В это время приблизился третий, весь покрытый ранами самнит. Спартак ударил его щитом по голове, не считая нужным прибегнуть к мечу и не желая, очевидно, убить его. Оглушенный ударом, самнит дважды повернулся на месте и упал. Последний из его товарищей, выбившийся из сил, поспешил к нему на помощь. Спартак энергично напал на него, но, не желая убивать противника, несколькими ударами обезоружил его. Затем прижал самнита к себе и повалил на землю, прошептав на ухо:

— Мужайся, Крикс, я надеюсь тебя спасти.

С этими словами он стал одной ногой на грудь Крикса, а коленом другой — на грудь самнита, оглушенного ударом щита, и в этой позе ожидал решения народа.

Продолжительные, единодушные рукоплескания, оглушительные, как гул подземного грома, раздались в цирке; почти все зрители подняли вверх указательный и средний пальцы, и жизнь обоих самнитов была спасена.

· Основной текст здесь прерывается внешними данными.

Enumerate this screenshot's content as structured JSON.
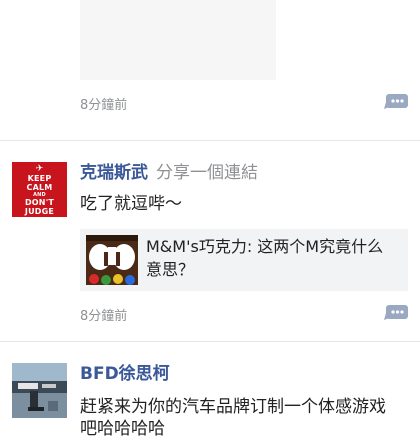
{
  "colors": {
    "author_name": "#3b5998",
    "meta_gray": "#8f9194",
    "body_text": "#222222",
    "link_card_bg": "#f2f3f5",
    "comment_icon": "#9aa8c1",
    "avatar_red": "#c8141d"
  },
  "feed": {
    "posts": [
      {
        "time": "8分鐘前",
        "comment_icon": "comment-bubble-icon"
      },
      {
        "author": "克瑞斯武",
        "action": "分享一個連結",
        "text": "吃了就逗哔～",
        "avatar": {
          "lines": [
            "KEEP",
            "CALM",
            "AND",
            "DON'T",
            "JUDGE"
          ]
        },
        "link": {
          "title": "M&M's巧克力: 这两个M究竟什么意思？"
        },
        "time": "8分鐘前",
        "comment_icon": "comment-bubble-icon"
      },
      {
        "author": "BFD徐思柯",
        "text": "赶紧来为你的汽车品牌订制一个体感游戏吧哈哈哈哈"
      }
    ]
  }
}
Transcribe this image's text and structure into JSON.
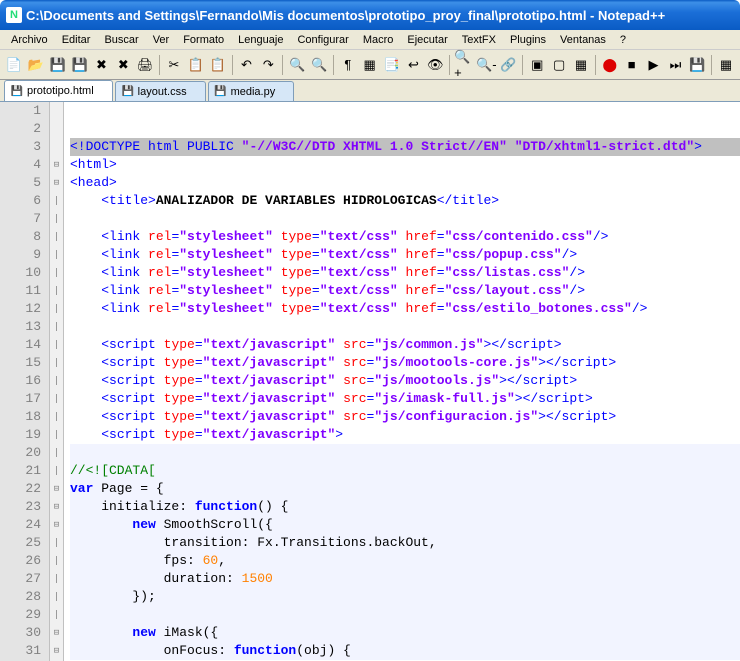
{
  "window": {
    "title": "C:\\Documents and Settings\\Fernando\\Mis documentos\\prototipo_proy_final\\prototipo.html - Notepad++"
  },
  "menu": {
    "items": [
      "Archivo",
      "Editar",
      "Buscar",
      "Ver",
      "Formato",
      "Lenguaje",
      "Configurar",
      "Macro",
      "Ejecutar",
      "TextFX",
      "Plugins",
      "Ventanas",
      "?"
    ]
  },
  "tabs": [
    {
      "name": "prototipo.html",
      "active": true,
      "icon_color": "#d22"
    },
    {
      "name": "layout.css",
      "active": false,
      "icon_color": "#39c"
    },
    {
      "name": "media.py",
      "active": false,
      "icon_color": "#39c"
    }
  ],
  "chart_data": null,
  "lines": [
    {
      "n": 1,
      "fold": "",
      "t": []
    },
    {
      "n": 2,
      "fold": "",
      "t": []
    },
    {
      "n": 3,
      "fold": "",
      "sel": true,
      "t": [
        {
          "c": "s-tag",
          "v": "<!DOCTYPE html PUBLIC "
        },
        {
          "c": "s-str",
          "v": "\"-//W3C//DTD XHTML 1.0 Strict//EN\""
        },
        {
          "c": "s-tag",
          "v": " "
        },
        {
          "c": "s-str",
          "v": "\"DTD/xhtml1-strict.dtd\""
        },
        {
          "c": "s-tag",
          "v": ">"
        }
      ]
    },
    {
      "n": 4,
      "fold": "⊟",
      "t": [
        {
          "c": "s-tag",
          "v": "<html>"
        }
      ]
    },
    {
      "n": 5,
      "fold": "⊟",
      "t": [
        {
          "c": "s-tag",
          "v": "<head>"
        }
      ]
    },
    {
      "n": 6,
      "fold": "|",
      "t": [
        {
          "c": "",
          "v": "    "
        },
        {
          "c": "s-tag",
          "v": "<title>"
        },
        {
          "c": "s-text",
          "v": "ANALIZADOR DE VARIABLES HIDROLOGICAS"
        },
        {
          "c": "s-tag",
          "v": "</title>"
        }
      ]
    },
    {
      "n": 7,
      "fold": "|",
      "t": []
    },
    {
      "n": 8,
      "fold": "|",
      "t": [
        {
          "c": "",
          "v": "    "
        },
        {
          "c": "s-tag",
          "v": "<link "
        },
        {
          "c": "s-attr",
          "v": "rel"
        },
        {
          "c": "s-tag",
          "v": "="
        },
        {
          "c": "s-str",
          "v": "\"stylesheet\""
        },
        {
          "c": "s-tag",
          "v": " "
        },
        {
          "c": "s-attr",
          "v": "type"
        },
        {
          "c": "s-tag",
          "v": "="
        },
        {
          "c": "s-str",
          "v": "\"text/css\""
        },
        {
          "c": "s-tag",
          "v": " "
        },
        {
          "c": "s-attr",
          "v": "href"
        },
        {
          "c": "s-tag",
          "v": "="
        },
        {
          "c": "s-str",
          "v": "\"css/contenido.css\""
        },
        {
          "c": "s-tag",
          "v": "/>"
        }
      ]
    },
    {
      "n": 9,
      "fold": "|",
      "t": [
        {
          "c": "",
          "v": "    "
        },
        {
          "c": "s-tag",
          "v": "<link "
        },
        {
          "c": "s-attr",
          "v": "rel"
        },
        {
          "c": "s-tag",
          "v": "="
        },
        {
          "c": "s-str",
          "v": "\"stylesheet\""
        },
        {
          "c": "s-tag",
          "v": " "
        },
        {
          "c": "s-attr",
          "v": "type"
        },
        {
          "c": "s-tag",
          "v": "="
        },
        {
          "c": "s-str",
          "v": "\"text/css\""
        },
        {
          "c": "s-tag",
          "v": " "
        },
        {
          "c": "s-attr",
          "v": "href"
        },
        {
          "c": "s-tag",
          "v": "="
        },
        {
          "c": "s-str",
          "v": "\"css/popup.css\""
        },
        {
          "c": "s-tag",
          "v": "/>"
        }
      ]
    },
    {
      "n": 10,
      "fold": "|",
      "t": [
        {
          "c": "",
          "v": "    "
        },
        {
          "c": "s-tag",
          "v": "<link "
        },
        {
          "c": "s-attr",
          "v": "rel"
        },
        {
          "c": "s-tag",
          "v": "="
        },
        {
          "c": "s-str",
          "v": "\"stylesheet\""
        },
        {
          "c": "s-tag",
          "v": " "
        },
        {
          "c": "s-attr",
          "v": "type"
        },
        {
          "c": "s-tag",
          "v": "="
        },
        {
          "c": "s-str",
          "v": "\"text/css\""
        },
        {
          "c": "s-tag",
          "v": " "
        },
        {
          "c": "s-attr",
          "v": "href"
        },
        {
          "c": "s-tag",
          "v": "="
        },
        {
          "c": "s-str",
          "v": "\"css/listas.css\""
        },
        {
          "c": "s-tag",
          "v": "/>"
        }
      ]
    },
    {
      "n": 11,
      "fold": "|",
      "t": [
        {
          "c": "",
          "v": "    "
        },
        {
          "c": "s-tag",
          "v": "<link "
        },
        {
          "c": "s-attr",
          "v": "rel"
        },
        {
          "c": "s-tag",
          "v": "="
        },
        {
          "c": "s-str",
          "v": "\"stylesheet\""
        },
        {
          "c": "s-tag",
          "v": " "
        },
        {
          "c": "s-attr",
          "v": "type"
        },
        {
          "c": "s-tag",
          "v": "="
        },
        {
          "c": "s-str",
          "v": "\"text/css\""
        },
        {
          "c": "s-tag",
          "v": " "
        },
        {
          "c": "s-attr",
          "v": "href"
        },
        {
          "c": "s-tag",
          "v": "="
        },
        {
          "c": "s-str",
          "v": "\"css/layout.css\""
        },
        {
          "c": "s-tag",
          "v": "/>"
        }
      ]
    },
    {
      "n": 12,
      "fold": "|",
      "t": [
        {
          "c": "",
          "v": "    "
        },
        {
          "c": "s-tag",
          "v": "<link "
        },
        {
          "c": "s-attr",
          "v": "rel"
        },
        {
          "c": "s-tag",
          "v": "="
        },
        {
          "c": "s-str",
          "v": "\"stylesheet\""
        },
        {
          "c": "s-tag",
          "v": " "
        },
        {
          "c": "s-attr",
          "v": "type"
        },
        {
          "c": "s-tag",
          "v": "="
        },
        {
          "c": "s-str",
          "v": "\"text/css\""
        },
        {
          "c": "s-tag",
          "v": " "
        },
        {
          "c": "s-attr",
          "v": "href"
        },
        {
          "c": "s-tag",
          "v": "="
        },
        {
          "c": "s-str",
          "v": "\"css/estilo_botones.css\""
        },
        {
          "c": "s-tag",
          "v": "/>"
        }
      ]
    },
    {
      "n": 13,
      "fold": "|",
      "t": []
    },
    {
      "n": 14,
      "fold": "|",
      "t": [
        {
          "c": "",
          "v": "    "
        },
        {
          "c": "s-tag",
          "v": "<script "
        },
        {
          "c": "s-attr",
          "v": "type"
        },
        {
          "c": "s-tag",
          "v": "="
        },
        {
          "c": "s-str",
          "v": "\"text/javascript\""
        },
        {
          "c": "s-tag",
          "v": " "
        },
        {
          "c": "s-attr",
          "v": "src"
        },
        {
          "c": "s-tag",
          "v": "="
        },
        {
          "c": "s-str",
          "v": "\"js/common.js\""
        },
        {
          "c": "s-tag",
          "v": "></script>"
        }
      ]
    },
    {
      "n": 15,
      "fold": "|",
      "t": [
        {
          "c": "",
          "v": "    "
        },
        {
          "c": "s-tag",
          "v": "<script "
        },
        {
          "c": "s-attr",
          "v": "type"
        },
        {
          "c": "s-tag",
          "v": "="
        },
        {
          "c": "s-str",
          "v": "\"text/javascript\""
        },
        {
          "c": "s-tag",
          "v": " "
        },
        {
          "c": "s-attr",
          "v": "src"
        },
        {
          "c": "s-tag",
          "v": "="
        },
        {
          "c": "s-str",
          "v": "\"js/mootools-core.js\""
        },
        {
          "c": "s-tag",
          "v": "></script>"
        }
      ]
    },
    {
      "n": 16,
      "fold": "|",
      "t": [
        {
          "c": "",
          "v": "    "
        },
        {
          "c": "s-tag",
          "v": "<script "
        },
        {
          "c": "s-attr",
          "v": "type"
        },
        {
          "c": "s-tag",
          "v": "="
        },
        {
          "c": "s-str",
          "v": "\"text/javascript\""
        },
        {
          "c": "s-tag",
          "v": " "
        },
        {
          "c": "s-attr",
          "v": "src"
        },
        {
          "c": "s-tag",
          "v": "="
        },
        {
          "c": "s-str",
          "v": "\"js/mootools.js\""
        },
        {
          "c": "s-tag",
          "v": "></script>"
        }
      ]
    },
    {
      "n": 17,
      "fold": "|",
      "t": [
        {
          "c": "",
          "v": "    "
        },
        {
          "c": "s-tag",
          "v": "<script "
        },
        {
          "c": "s-attr",
          "v": "type"
        },
        {
          "c": "s-tag",
          "v": "="
        },
        {
          "c": "s-str",
          "v": "\"text/javascript\""
        },
        {
          "c": "s-tag",
          "v": " "
        },
        {
          "c": "s-attr",
          "v": "src"
        },
        {
          "c": "s-tag",
          "v": "="
        },
        {
          "c": "s-str",
          "v": "\"js/imask-full.js\""
        },
        {
          "c": "s-tag",
          "v": "></script>"
        }
      ]
    },
    {
      "n": 18,
      "fold": "|",
      "t": [
        {
          "c": "",
          "v": "    "
        },
        {
          "c": "s-tag",
          "v": "<script "
        },
        {
          "c": "s-attr",
          "v": "type"
        },
        {
          "c": "s-tag",
          "v": "="
        },
        {
          "c": "s-str",
          "v": "\"text/javascript\""
        },
        {
          "c": "s-tag",
          "v": " "
        },
        {
          "c": "s-attr",
          "v": "src"
        },
        {
          "c": "s-tag",
          "v": "="
        },
        {
          "c": "s-str",
          "v": "\"js/configuracion.js\""
        },
        {
          "c": "s-tag",
          "v": "></script>"
        }
      ]
    },
    {
      "n": 19,
      "fold": "|",
      "t": [
        {
          "c": "",
          "v": "    "
        },
        {
          "c": "s-tag",
          "v": "<script "
        },
        {
          "c": "s-attr",
          "v": "type"
        },
        {
          "c": "s-tag",
          "v": "="
        },
        {
          "c": "s-str",
          "v": "\"text/javascript\""
        },
        {
          "c": "s-tag",
          "v": ">"
        }
      ]
    },
    {
      "n": 20,
      "fold": "|",
      "t": [],
      "js": true
    },
    {
      "n": 21,
      "fold": "|",
      "js": true,
      "t": [
        {
          "c": "s-comment",
          "v": "//<![CDATA["
        }
      ]
    },
    {
      "n": 22,
      "fold": "⊟",
      "js": true,
      "t": [
        {
          "c": "s-kw",
          "v": "var"
        },
        {
          "c": "",
          "v": " Page = {"
        }
      ]
    },
    {
      "n": 23,
      "fold": "⊟",
      "js": true,
      "t": [
        {
          "c": "",
          "v": "    initialize: "
        },
        {
          "c": "s-kw",
          "v": "function"
        },
        {
          "c": "",
          "v": "() {"
        }
      ]
    },
    {
      "n": 24,
      "fold": "⊟",
      "js": true,
      "t": [
        {
          "c": "",
          "v": "        "
        },
        {
          "c": "s-kw",
          "v": "new"
        },
        {
          "c": "",
          "v": " SmoothScroll({"
        }
      ]
    },
    {
      "n": 25,
      "fold": "|",
      "js": true,
      "t": [
        {
          "c": "",
          "v": "            transition: Fx.Transitions.backOut,"
        }
      ]
    },
    {
      "n": 26,
      "fold": "|",
      "js": true,
      "t": [
        {
          "c": "",
          "v": "            fps: "
        },
        {
          "c": "s-num",
          "v": "60"
        },
        {
          "c": "",
          "v": ","
        }
      ]
    },
    {
      "n": 27,
      "fold": "|",
      "js": true,
      "t": [
        {
          "c": "",
          "v": "            duration: "
        },
        {
          "c": "s-num",
          "v": "1500"
        }
      ]
    },
    {
      "n": 28,
      "fold": "|",
      "js": true,
      "t": [
        {
          "c": "",
          "v": "        });"
        }
      ]
    },
    {
      "n": 29,
      "fold": "|",
      "js": true,
      "t": []
    },
    {
      "n": 30,
      "fold": "⊟",
      "js": true,
      "t": [
        {
          "c": "",
          "v": "        "
        },
        {
          "c": "s-kw",
          "v": "new"
        },
        {
          "c": "",
          "v": " iMask({"
        }
      ]
    },
    {
      "n": 31,
      "fold": "⊟",
      "js": true,
      "t": [
        {
          "c": "",
          "v": "            onFocus: "
        },
        {
          "c": "s-kw",
          "v": "function"
        },
        {
          "c": "",
          "v": "(obj) {"
        }
      ]
    }
  ],
  "toolbar_icons": [
    "new",
    "open",
    "save",
    "save-all",
    "close",
    "close-all",
    "print",
    "|",
    "cut",
    "copy",
    "paste",
    "|",
    "undo",
    "redo",
    "|",
    "find",
    "replace",
    "|",
    "ws",
    "guide",
    "udl",
    "wrap",
    "allchars",
    "|",
    "zoom-in",
    "zoom-out",
    "sync",
    "|",
    "fold",
    "unfold",
    "hide",
    "|",
    "rec",
    "stop",
    "play",
    "play-multi",
    "save-macro",
    "|",
    "toggle"
  ]
}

— Какой сильный человек! — сказал Сулле Катилина, по лбу которого текли крупные капли пота. — Какой сильный человек! Он должен был родиться римлянином!

Между тем сотня голосов кричала:

— Свободу храброму Спартаку!

Глаза гладиатора засверкали необыкновенным блеском; его лицо стало еще бледнее, чем было, и он прижал руку к сердцу, как бы для того, чтобы сдержать его бешеное биение.

— Свободу, свободу! — повторяли тысячи голосов.

— Свобода! — прошептал приглушенным голосом гладиатор, — свобода!.. О боги Олимпа, не допустите, чтобы это было сном! — И он почувствовал, что ресницы его увлажнились слезами.

— Он дезертировал из наших легионов! — раздался громкий голос. — Нельзя давать свободу дезертиру!

И тогда многие граждане, потерявшие благодаря мужеству Спартака свои ставки, закричали злобно:

— Нет, нет, он — дезертир.

Лицо фракийца страшно передернулось, и он резко повернул голову в ту сторону, откуда раздался первый крик обвинения против него. Глазами, сверкавшими ненавистью, он искал того, кто крикнул.

Но тем временем тысячи голосов кричали:

— Свободу, свободу, свободу Спартаку!

Невозможно описать чувство, которое испытывал бедный гладиатор. Для него решался вопрос, более серьезный, чем сама жизнь, и страшная тревога отражалась в этот момент на его бледном лице. Движение мускулов и блеск глаз ясно обнаруживали борьбу между страхом и надеждой. И этот человек, сражавшийся полтора часа со смертью, не обнаруживший ни малейшего признака страха тогда, когда он один остался против четырех противников, — этот человек почувствовал, что колени под ним подгибаются, и чтобы не упасть без чувств среди цирка, он оперся о плечи одного из лорариев, пришедших очистить арену от трупов.

— Свободу, свободу!.. — продолжала кричать толпа.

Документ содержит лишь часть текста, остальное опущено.